0

I am brand new to WEKA and ML, so please excuse my ignorance with the following. I've wasted several hours trying to figure it out, so hopefully someone could point me in the right direction:

I am trying to run a J48 decision tree on data for USDJPY. The data was loaded via .csv file and the class value is of nominal type, more specifically a value of TRUE or FALSE if USDJPY was trading more than 1% higher after 20 sessions. The problem is, When I run the algorithm, the decision tree is simply using the class value to solve the problem, which is useless. There are *22 attributes other than the class attribute from which I am looking to predict the class attribute.
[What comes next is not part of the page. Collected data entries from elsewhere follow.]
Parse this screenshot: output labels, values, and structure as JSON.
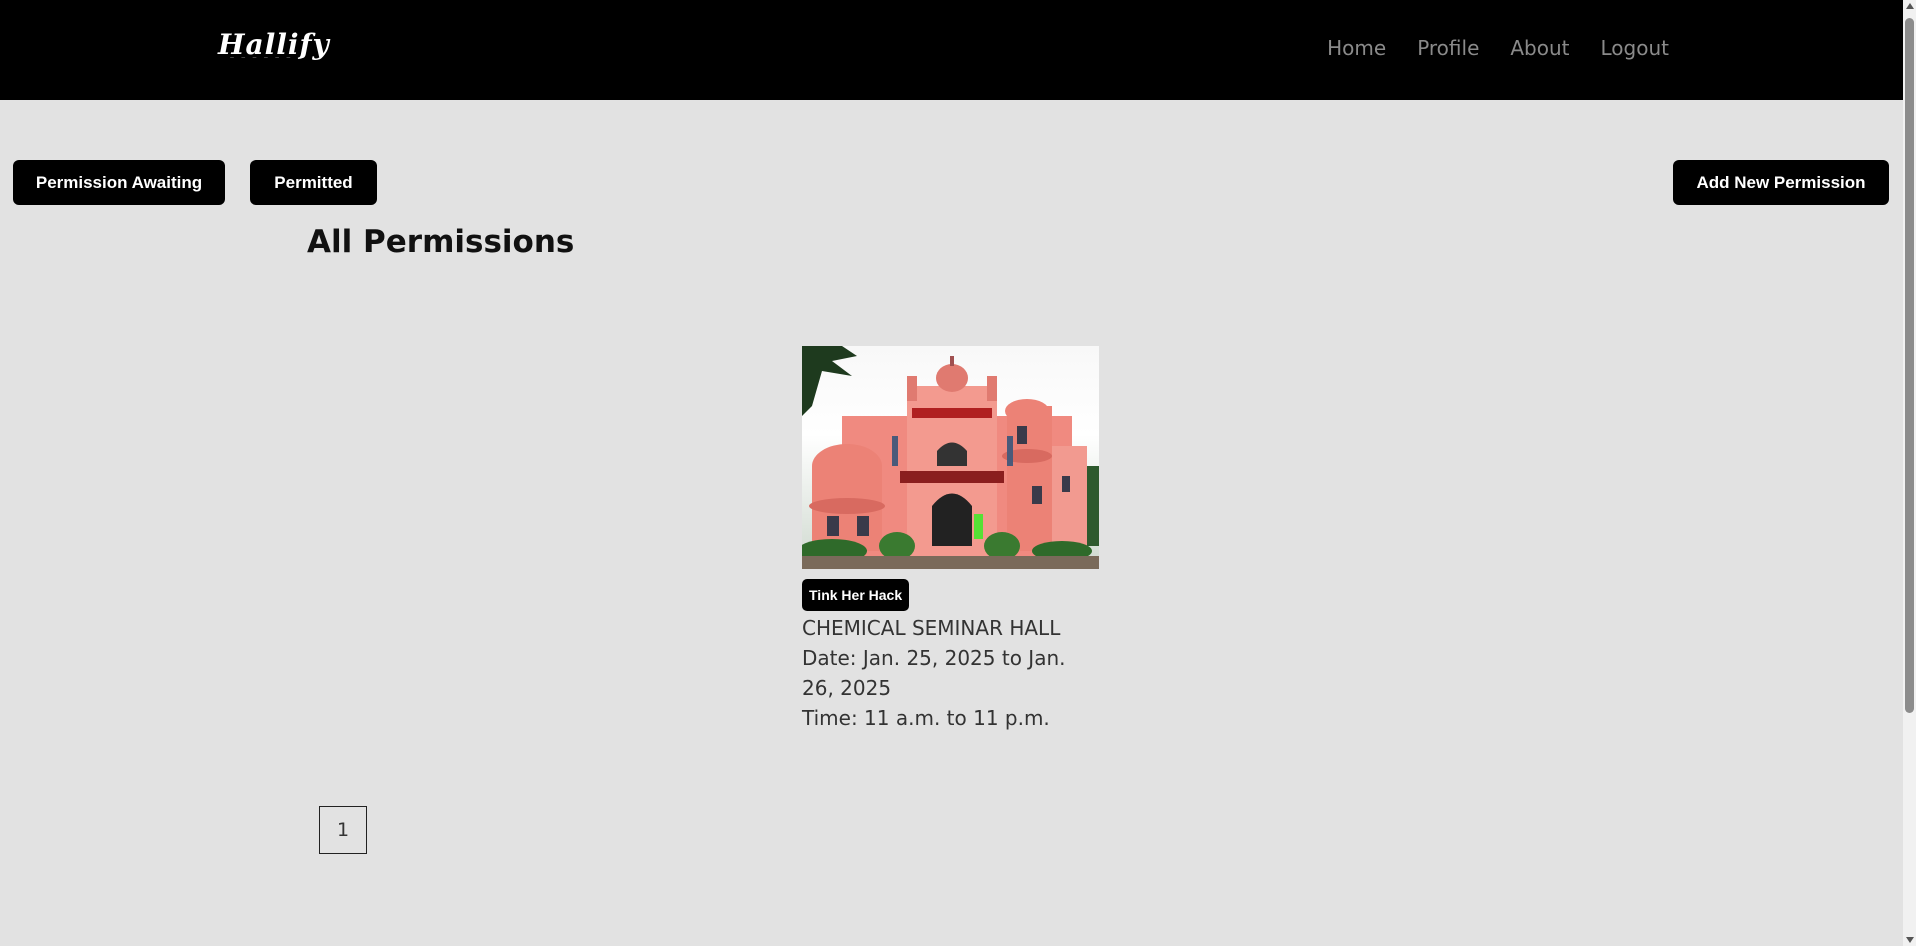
{
  "header": {
    "logo_text": "Hallify",
    "nav": [
      "Home",
      "Profile",
      "About",
      "Logout"
    ]
  },
  "toolbar": {
    "awaiting_label": "Permission Awaiting",
    "permitted_label": "Permitted",
    "add_label": "Add New Permission"
  },
  "page": {
    "title": "All Permissions"
  },
  "permissions": [
    {
      "event": "Tink Her Hack",
      "hall": "CHEMICAL SEMINAR HALL",
      "date": "Date: Jan. 25, 2025 to Jan. 26, 2025",
      "time": "Time: 11 a.m. to 11 p.m."
    }
  ],
  "pagination": {
    "current": "1"
  },
  "colors": {
    "background": "#e2e2e2",
    "navbar": "#000000",
    "button": "#000000",
    "building": "#f08a80"
  }
}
When comparing my dataset to the example "glass" dataset, I cannot find any difference between the two that would explain my problem. "glass.arff" works as expected when I run J48 (with identical settings) by trying to predict the class value (type of glass) via the other attributes (ie it gets some guesses wrong).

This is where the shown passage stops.